3. A circunstância de o recorrente ter sido absolvido a final por falta de prova do cometimento do crime por que foi pronunciado é insusceptível, só por si, de revelar o referido erro.
4. Inverificado o facto lícito da prisão preventiva, não incorre o Estado em responsabilidade civil extracontratual no confronto de que quem a ela foi sujeito.
Decisão Texto Integral:

Acordam no Supremo Tribunal de Justiça


I
AA intentou, no dia 1 de Julho de 2003, contra o Estado Português, acção declarativa de condenação, com processo ordinário, pedindo a sua condenação a pagar-lhe € 121 600 acrescidos de juros à taxa legal desde a citação, com fundamento nos prejuízos decorrentes de prisão preventiva, durante 370 dias, derivada de erro grosseiro.
O réu, na contestação, negou que a prisão preventiva do autor tivesse derivado de erro.
Realizado o julgamento, foi proferida sentença no dia 6 de Janeiro de 2007, por via da qual o réu foi absolvido do pedido.
Apelou o autor, e a Relação, por acórdão proferido no dia 18 de Setembro de 2007, negou provimento ao recurso.

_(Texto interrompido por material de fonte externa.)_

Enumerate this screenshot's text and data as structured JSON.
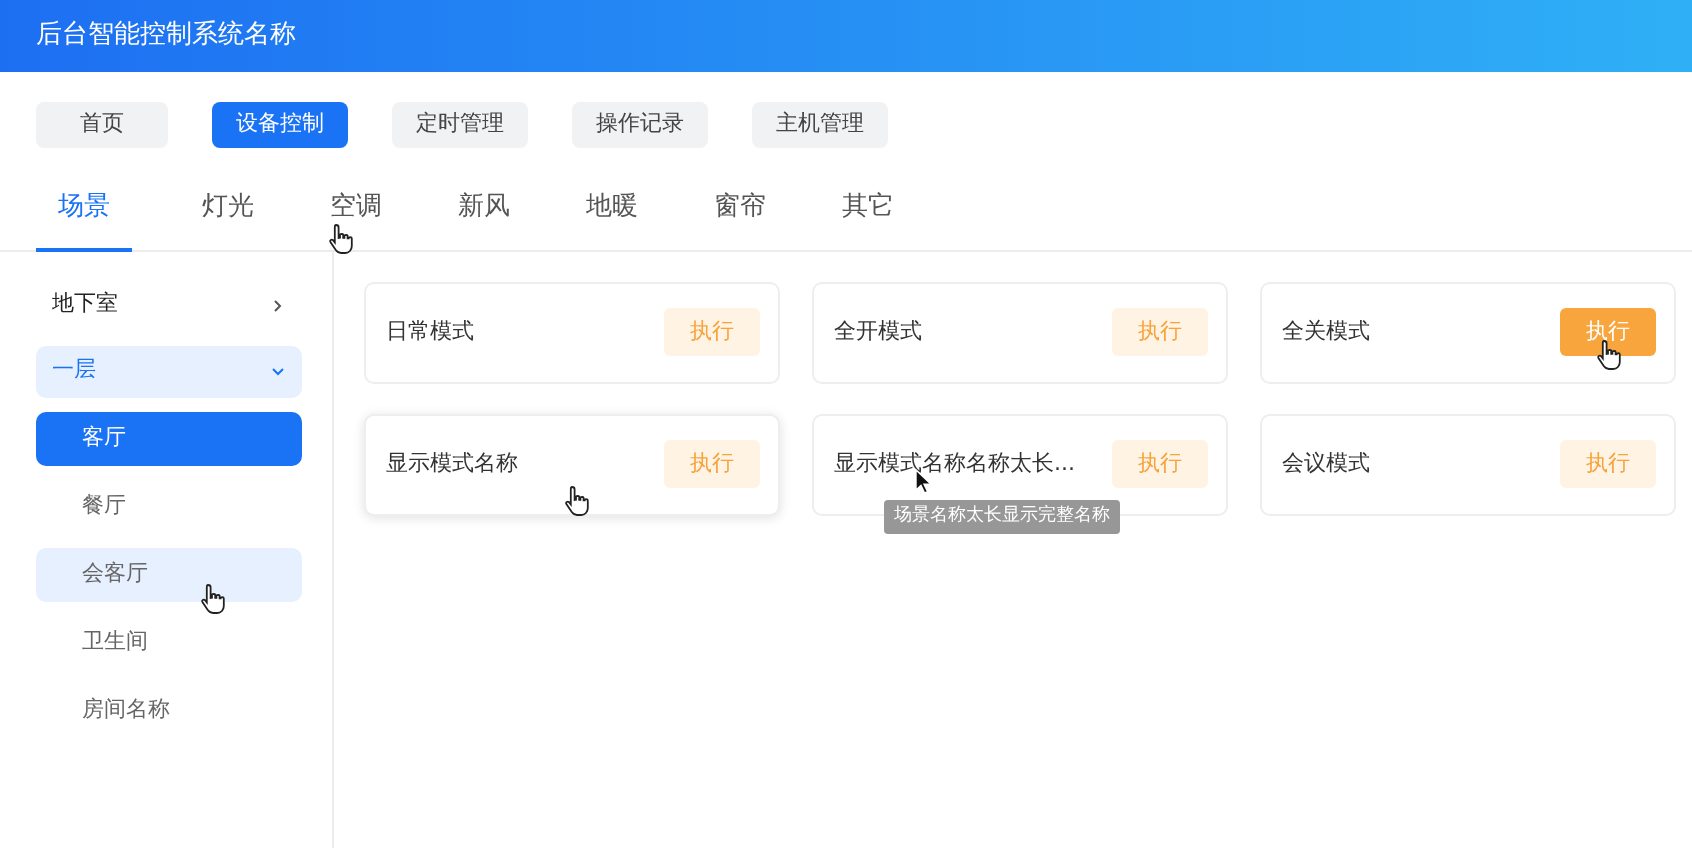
{
  "app_title": "后台智能控制系统名称",
  "nav": [
    {
      "label": "首页",
      "selected": false
    },
    {
      "label": "设备控制",
      "selected": true
    },
    {
      "label": "定时管理",
      "selected": false
    },
    {
      "label": "操作记录",
      "selected": false
    },
    {
      "label": "主机管理",
      "selected": false
    }
  ],
  "tabs": [
    {
      "label": "场景",
      "selected": true
    },
    {
      "label": "灯光",
      "selected": false
    },
    {
      "label": "空调",
      "selected": false
    },
    {
      "label": "新风",
      "selected": false
    },
    {
      "label": "地暖",
      "selected": false
    },
    {
      "label": "窗帘",
      "selected": false
    },
    {
      "label": "其它",
      "selected": false
    }
  ],
  "sidebar": [
    {
      "label": "地下室",
      "expanded": false
    },
    {
      "label": "一层",
      "expanded": true,
      "children": [
        {
          "label": "客厅",
          "selected": true,
          "hovered": false
        },
        {
          "label": "餐厅",
          "selected": false,
          "hovered": false
        },
        {
          "label": "会客厅",
          "selected": false,
          "hovered": true
        },
        {
          "label": "卫生间",
          "selected": false,
          "hovered": false
        },
        {
          "label": "房间名称",
          "selected": false,
          "hovered": false
        }
      ]
    }
  ],
  "scenes": [
    {
      "name": "日常模式",
      "button": "执行",
      "card_hovered": false,
      "button_hovered": false
    },
    {
      "name": "全开模式",
      "button": "执行",
      "card_hovered": false,
      "button_hovered": false
    },
    {
      "name": "全关模式",
      "button": "执行",
      "card_hovered": false,
      "button_hovered": true
    },
    {
      "name": "显示模式名称",
      "button": "执行",
      "card_hovered": true,
      "button_hovered": false
    },
    {
      "name": "显示模式名称名称太长...",
      "button": "执行",
      "card_hovered": false,
      "button_hovered": false,
      "tooltip": "场景名称太长显示完整名称"
    },
    {
      "name": "会议模式",
      "button": "执行",
      "card_hovered": false,
      "button_hovered": false
    }
  ]
}
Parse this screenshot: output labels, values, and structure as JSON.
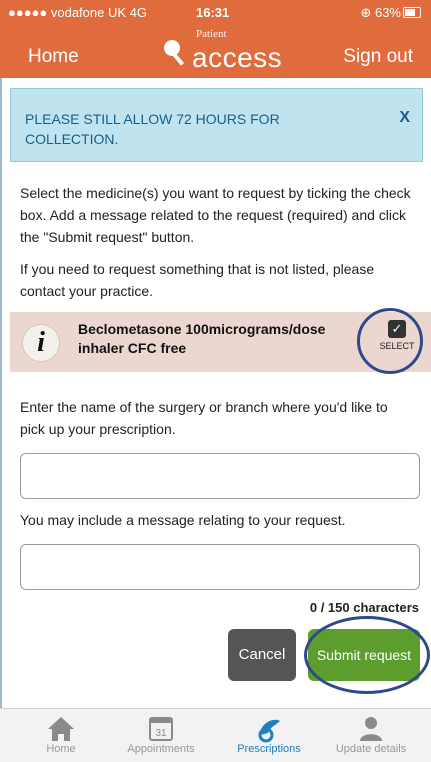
{
  "status": {
    "carrier": "●●●●● vodafone UK  4G",
    "time": "16:31",
    "battery": "⊕ 63%"
  },
  "header": {
    "home_label": "Home",
    "signout_label": "Sign out",
    "logo_small": "Patient",
    "logo_big": "access"
  },
  "alert": {
    "text": "PLEASE STILL ALLOW 72 HOURS FOR COLLECTION.",
    "close": "X"
  },
  "intro": {
    "p1": "Select the medicine(s) you want to request by ticking the check box. Add a message related to the request (required) and click the \"Submit request\" button.",
    "p2": "If you need to request something that is not listed, please contact your practice."
  },
  "medicine": {
    "name": "Beclometasone 100micrograms/dose inhaler CFC free",
    "select_label": "SELECT",
    "checked": true
  },
  "form": {
    "surgery_label": "Enter the name of the surgery or branch where you'd like to pick up your prescription.",
    "surgery_value": "",
    "message_label": "You may include a message relating to your request.",
    "message_value": "",
    "counter": "0 / 150 characters"
  },
  "buttons": {
    "cancel": "Cancel",
    "submit": "Submit request"
  },
  "tabs": [
    {
      "label": "Home",
      "icon": "home-icon",
      "active": false
    },
    {
      "label": "Appointments",
      "icon": "calendar-icon",
      "active": false
    },
    {
      "label": "Prescriptions",
      "icon": "prescriptions-icon",
      "active": true
    },
    {
      "label": "Update details",
      "icon": "person-icon",
      "active": false
    }
  ],
  "colors": {
    "header": "#e06c3e",
    "alert_bg": "#bfe3ef",
    "submit": "#5c9d2e",
    "cancel": "#555555",
    "active_tab": "#1f7fbf"
  }
}
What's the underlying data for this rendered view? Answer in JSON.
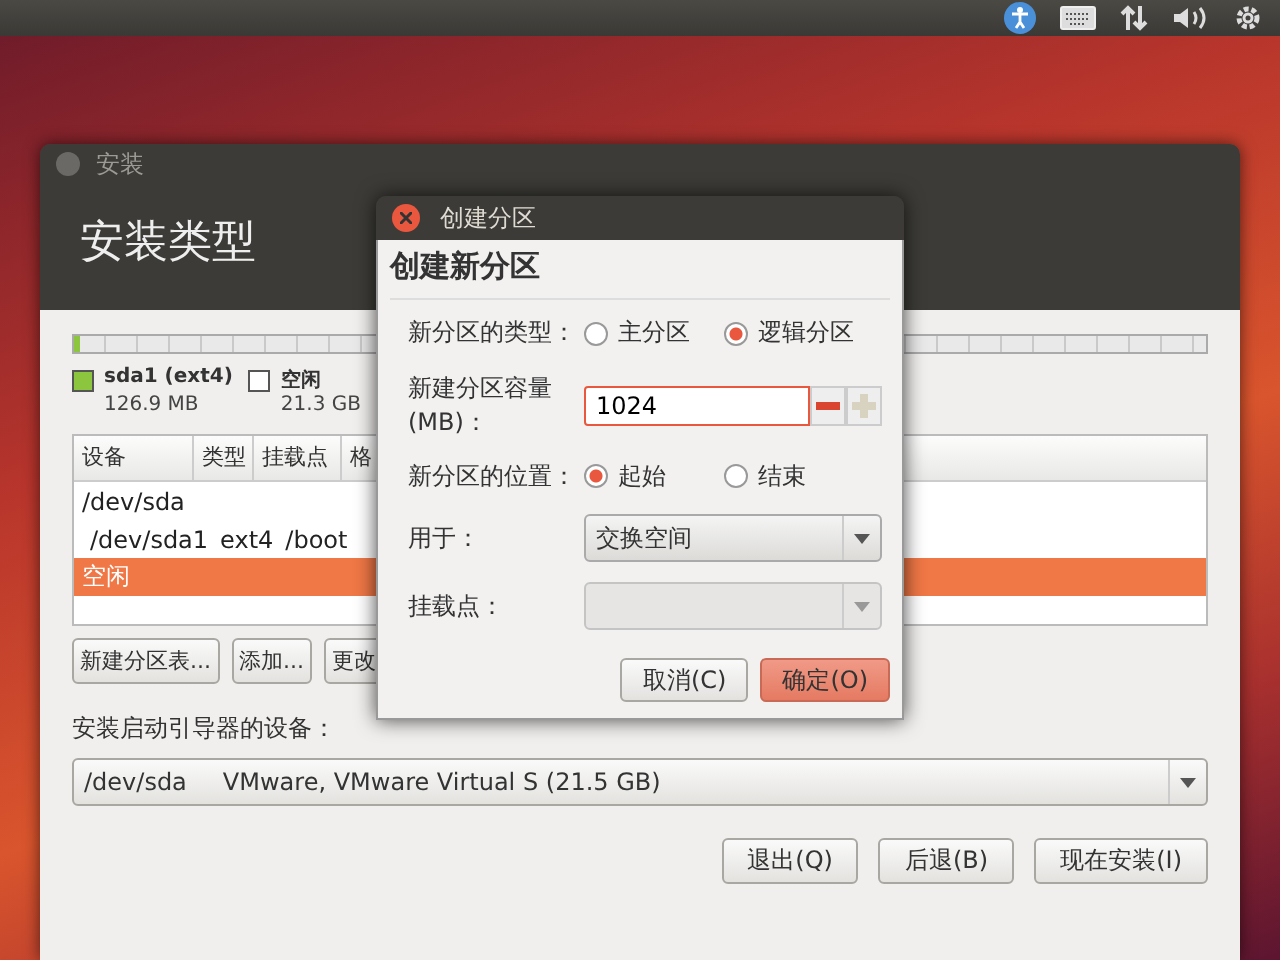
{
  "window": {
    "title": "安装",
    "heading": "安装类型",
    "partition_bar": {
      "segments": [
        {
          "level": 0.006,
          "color": "#8cc63f"
        }
      ]
    },
    "legend": [
      {
        "name": "sda1 (ext4)",
        "size": "126.9 MB",
        "color": "#8cc63f"
      },
      {
        "name": "空闲",
        "size": "21.3 GB",
        "color": "#ffffff"
      }
    ],
    "table": {
      "columns": [
        "设备",
        "类型",
        "挂载点",
        "格"
      ],
      "rows": [
        {
          "cells": [
            "/dev/sda"
          ],
          "selected": false
        },
        {
          "cells": [
            "/dev/sda1",
            "ext4",
            "/boot"
          ],
          "selected": false
        },
        {
          "cells": [
            "空闲"
          ],
          "selected": true
        }
      ]
    },
    "table_buttons": [
      "新建分区表...",
      "添加...",
      "更改"
    ],
    "bootloader_label": "安装启动引导器的设备：",
    "bootloader_device": {
      "device": "/dev/sda",
      "description": "VMware, VMware Virtual S (21.5 GB)"
    },
    "buttons": [
      {
        "label": "退出(Q)"
      },
      {
        "label": "后退(B)"
      },
      {
        "label": "现在安装(I)"
      }
    ]
  },
  "dialog": {
    "title": "创建分区",
    "heading": "创建新分区",
    "type": {
      "label": "新分区的类型：",
      "options": [
        {
          "label": "主分区",
          "selected": false
        },
        {
          "label": "逻辑分区",
          "selected": true
        }
      ]
    },
    "size": {
      "label": "新建分区容量 (MB)：",
      "value": "1024"
    },
    "position": {
      "label": "新分区的位置：",
      "options": [
        {
          "label": "起始",
          "selected": true
        },
        {
          "label": "结束",
          "selected": false
        }
      ]
    },
    "use_as": {
      "label": "用于：",
      "value": "交换空间",
      "disabled": false
    },
    "mount_point": {
      "label": "挂载点：",
      "disabled": true
    },
    "buttons": [
      {
        "label": "取消(C)",
        "default": false
      },
      {
        "label": "确定(O)",
        "default": true
      }
    ]
  }
}
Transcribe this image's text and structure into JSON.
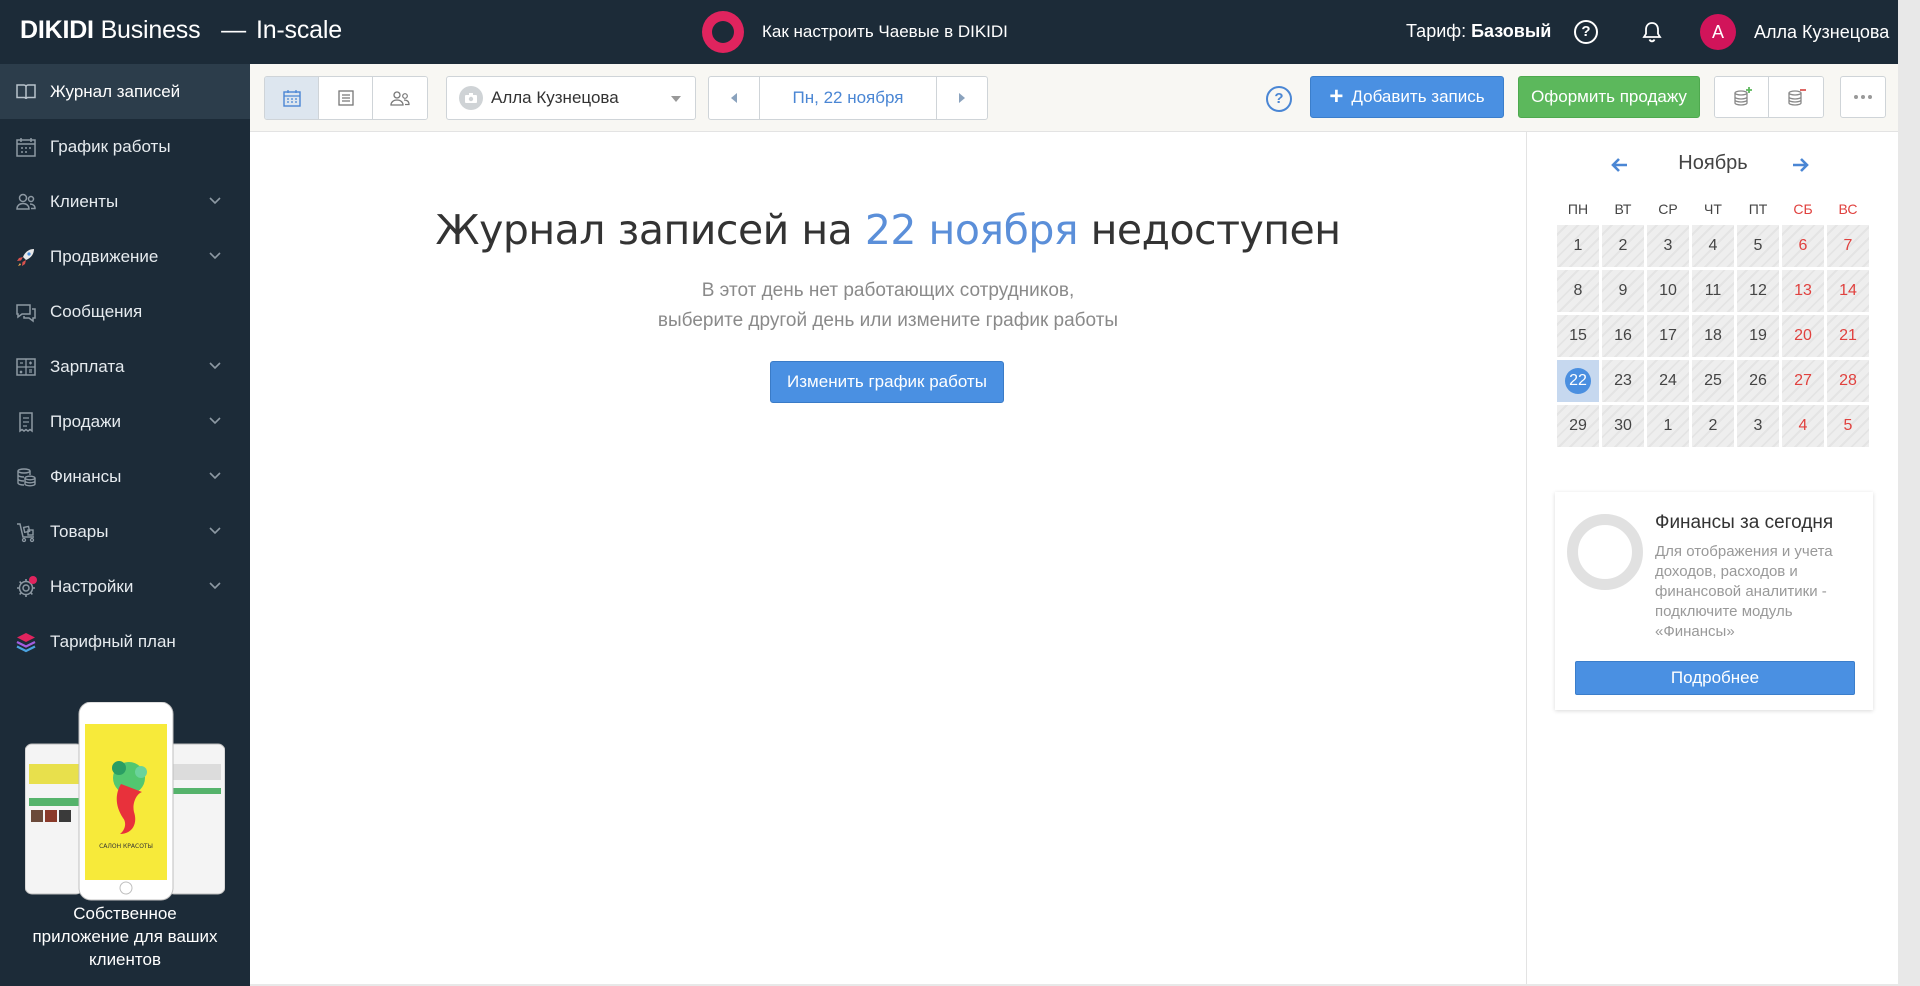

Interpôs o apelante recurso de revista, formulando, em síntese, as seguintes conclusões de alegação:
- o fundamento da absolvição foi a falta de prova cabal de que o recorrente tivesse intervindo na prática do crime, que incumbia a quem o acusou, e não o conseguiu;
- o arguido presume-se inocente durante o processo e esteve muito tempo preso preventivamente;
- a sua prisão preventiva assentou em factos que a final se concluiu não serem verdadeiros;
- nenhuma prova o incriminava, senão teria sido condenado, pelo que foi preso preventivamente por erro grosseiro e dever ter-lhe sido aplicada diversa medida de coacção;
- foram violados os artigos 22º, 27º nº 5 e 28º da Constituição, 5º da Convenção Europeia dos Direitos do Homem, 225º do Código de Processo Penal, 342º, nº 1, 350º e 562º do Código Civil e 668º do Código de Processo Civil;
- deve ser indemnizado em conformidade com o pedido.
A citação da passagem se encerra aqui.